Pythonic cumulative map

Question

Is there a more pythonic way of doing the following:

def mysteryFunction( it, fun, val ):
    out = []
    for x in it:
        y,val = fun(x,val)
        out.append(y)
    return out,val

where it is iterable, fun is a function that takes two inputs and returns two outputs, and val is an initial value that gets "transformed" by each call to fun?

I am asking because I use map, zip, filter, reduce and list-comprehension on a regular basis, but I cannot express the previous function as a combination of those, and this is something that has come up several times now. Am I missing a hidden idiom, or is this just too niche to deserve one?

---

A concrete example is to calculate a duration in terms of (year, week, day, hour, minute, second) from a certain amount of seconds:

fac = (365*24*3600, 7*24*3600, 24*3600, 3600, 60, 1)
dur,rem = mysteryFunction( fac, lambda x,y: divmod(y,x), 234567 )

where dur is the duration tuple and rem corresponds to the final remainder (either zero or decimal here, depending on the type of the initial value). This is not just cherry-picked, there are many other examples, such as: fixed-step methods to integrate differential equations (iterable steps, stepper function, initial state); simulating a bounded random walk; tree processing across depth without recursion; etc.

Answer 1

This structure is similar to what the itertools.accumulate generator function was designed for. For example, your function might be used with a function like this:

def add2(x, y):
    return (x + y,) * 2 # Returning the same thing twice, new sum and accumulate sum the same

then called with:

mysteryFunction(range(5), add2, 0)

which would return:

([0, 1, 3, 6, 10], 10)

the accumulated sums of 0 through 4, and the final sum.

itertools.accumulate can do the same thing, but it's lazy (it returns each accumulated value as it's requested), and only works with two operand to single output functions; for this case, it ends up being simpler:

from itertools import accumulate
from operator import add

list(accumulate(range(5), add))

would produce the same list as mystery_function (and the second result would just be the last value of the list), but you could also use it lazily without storing the results in a list, e.g.:

for partialsum in accumulate(range(5), add):
    ... do stuff with partialsum ...

You could likely massage accumulate to handle a two input, two output function (or more precisely, discard the value you don't care about from the values output by accumulate), but most of the time I'd expect the second output to be an accumulated value to date, not really separate, so avoiding the second output would be cleaner.

For fun, a kind of terrible massage of your structure to match accumulate.
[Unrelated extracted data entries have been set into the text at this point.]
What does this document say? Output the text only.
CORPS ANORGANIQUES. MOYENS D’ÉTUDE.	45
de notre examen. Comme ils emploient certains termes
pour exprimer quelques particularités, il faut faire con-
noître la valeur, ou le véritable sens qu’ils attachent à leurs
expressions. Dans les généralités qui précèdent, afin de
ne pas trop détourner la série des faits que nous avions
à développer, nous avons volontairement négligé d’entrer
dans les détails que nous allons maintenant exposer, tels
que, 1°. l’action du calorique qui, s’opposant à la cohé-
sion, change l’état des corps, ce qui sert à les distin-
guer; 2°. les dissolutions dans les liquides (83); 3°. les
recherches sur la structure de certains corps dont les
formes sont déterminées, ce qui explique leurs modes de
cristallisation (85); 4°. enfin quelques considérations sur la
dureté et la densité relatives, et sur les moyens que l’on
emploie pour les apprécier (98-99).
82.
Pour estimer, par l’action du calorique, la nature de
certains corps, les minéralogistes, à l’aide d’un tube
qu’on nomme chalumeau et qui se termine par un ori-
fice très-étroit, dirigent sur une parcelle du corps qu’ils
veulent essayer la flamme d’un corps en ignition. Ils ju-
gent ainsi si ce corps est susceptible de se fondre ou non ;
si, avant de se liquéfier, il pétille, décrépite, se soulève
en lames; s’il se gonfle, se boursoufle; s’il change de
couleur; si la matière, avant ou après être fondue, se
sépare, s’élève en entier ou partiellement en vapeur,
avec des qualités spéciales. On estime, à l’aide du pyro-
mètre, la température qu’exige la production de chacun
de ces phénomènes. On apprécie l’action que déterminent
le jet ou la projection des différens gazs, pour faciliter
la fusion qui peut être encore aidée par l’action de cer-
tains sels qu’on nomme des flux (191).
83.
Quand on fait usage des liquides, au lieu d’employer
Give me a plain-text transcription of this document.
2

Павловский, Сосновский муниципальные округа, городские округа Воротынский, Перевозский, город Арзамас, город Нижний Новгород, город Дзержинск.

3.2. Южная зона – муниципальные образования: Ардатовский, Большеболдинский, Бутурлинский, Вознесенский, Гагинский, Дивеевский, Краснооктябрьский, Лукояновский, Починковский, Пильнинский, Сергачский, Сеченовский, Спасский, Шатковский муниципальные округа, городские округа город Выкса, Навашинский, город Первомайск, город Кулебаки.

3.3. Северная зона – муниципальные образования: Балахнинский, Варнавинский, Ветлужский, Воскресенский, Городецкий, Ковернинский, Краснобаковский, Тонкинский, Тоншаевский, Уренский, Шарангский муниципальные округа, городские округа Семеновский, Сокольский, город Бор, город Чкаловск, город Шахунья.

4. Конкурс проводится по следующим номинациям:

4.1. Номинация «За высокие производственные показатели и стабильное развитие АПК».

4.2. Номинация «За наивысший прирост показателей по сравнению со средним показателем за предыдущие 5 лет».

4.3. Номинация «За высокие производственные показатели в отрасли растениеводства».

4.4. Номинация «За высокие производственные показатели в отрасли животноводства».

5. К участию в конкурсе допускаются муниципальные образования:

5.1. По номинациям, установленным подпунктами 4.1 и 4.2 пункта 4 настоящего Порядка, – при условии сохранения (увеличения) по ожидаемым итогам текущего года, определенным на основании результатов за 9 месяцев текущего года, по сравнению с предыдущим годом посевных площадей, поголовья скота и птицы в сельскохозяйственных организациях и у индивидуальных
Let's say you wanted to add a base value to each element in the input, but reduce the base by 1 each time. With your function, you'd do (for initial base of 10):

def addless(new, base):
    return base + new, base - 1

mysteryFunction(range(5), addless, 10)

which (thanks to passing it range that counteracts each decrease in base) produces ([10, 10, 10, 10, 10], 5). Similar code with accumulate might be:

def addless2(last_base, new):
    _, base = last_base
    return base + new, base - 1

then (with some ugliness because you can't specify an initial value for accumulate directly):

from itertools import accumulate, chain

base = 10

# chain used to provide initial value
accum = accumulate(chain(((None, base),), range(5)), addless2)

next(accum)   # Throw away first value that exists solely to make initial tuple

# Put the first value from each `tuple` in `out`, and keep the second value
# only for the last output, to preserve the final base
out, (*_, base) = zip(*accum)

which leaves vals as (10, 10, 10, 10, 10) and base as 5, just as in your code (apologies for the magic; zip with generalized, nested unpacking is both beautiful and horrifying all at once).